Interaction of Gd2Si2O7 with CMAS melts for environmental barrier coatings

Environmental barrier coatings (EBCs) prevent the oxidation of ceramic matrix composites (CMC), which are used as components in gas turbines. However, EBCs deteriorate more rapidly in real environments, molten silicate deposits accelerate the deterioration of EBCs. In this study, high-temperature behavior sintered Gd2Si2O7 with calcia-magnesia-alumina-silica (CMAS) melt at 1400 degrees C for 0.5, 2, 12, 48, and 100 h was investigated. HTXRD results showed that at 1300 degrees C, CMAS and Gd2Si2O7 chemically reacted to form Ca2Gd8(SiO4)6O2 (apatite). The reaction layer became thicker as the heat-treatment time increased, and the thickness of the reaction layer has increased following a parabolic curve. With the extension of the reaction time from 0.5 to 100 h, the thickness of the reaction layer increased from approximately 98 to 315 mu m.

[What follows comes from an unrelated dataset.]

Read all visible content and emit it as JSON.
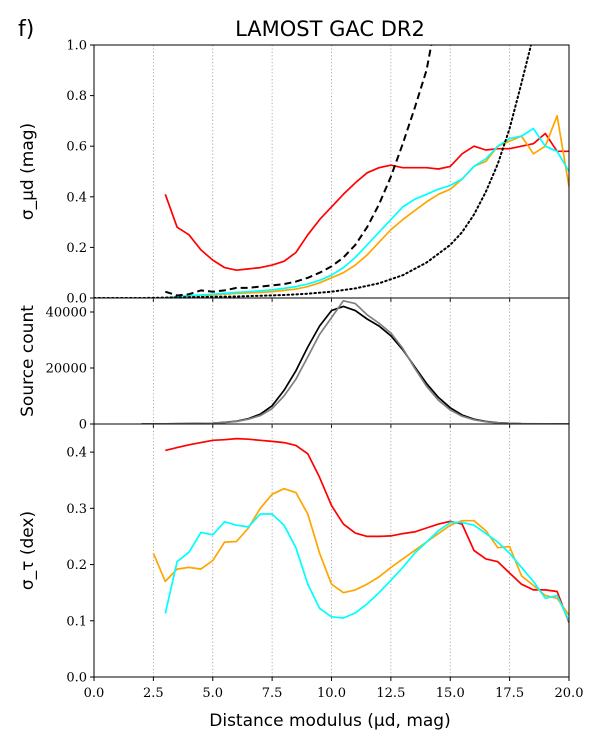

It was confirmed that Ca2Gd8(SiO4)6O2 grew vertically on the Gd2Si2O7 surface. Vertical and horizontal cracks were found after reacting at 1400 degrees C for 100 h, but no interfacial delamination occurred in this study. In addition, the effects of CaO:SiO2 molar ratios, monosilicates (RE2SiO5) and disilicates (RE2Si2O7), heat-treatment time, and cation size were determined and compared with the results of previous studies (Gd2SiO5, Yb2SiO5, and Er2Si2O7).

Automated summary

This study focused on the high-temperature behavior of Gd2Si2O7 interacting with CMAS melt, revealing that the thickness of the reaction layer increased parabolically with heat-treatment time, resulting in the formation of Ca2Gd8(SiO4)6O2 apatite.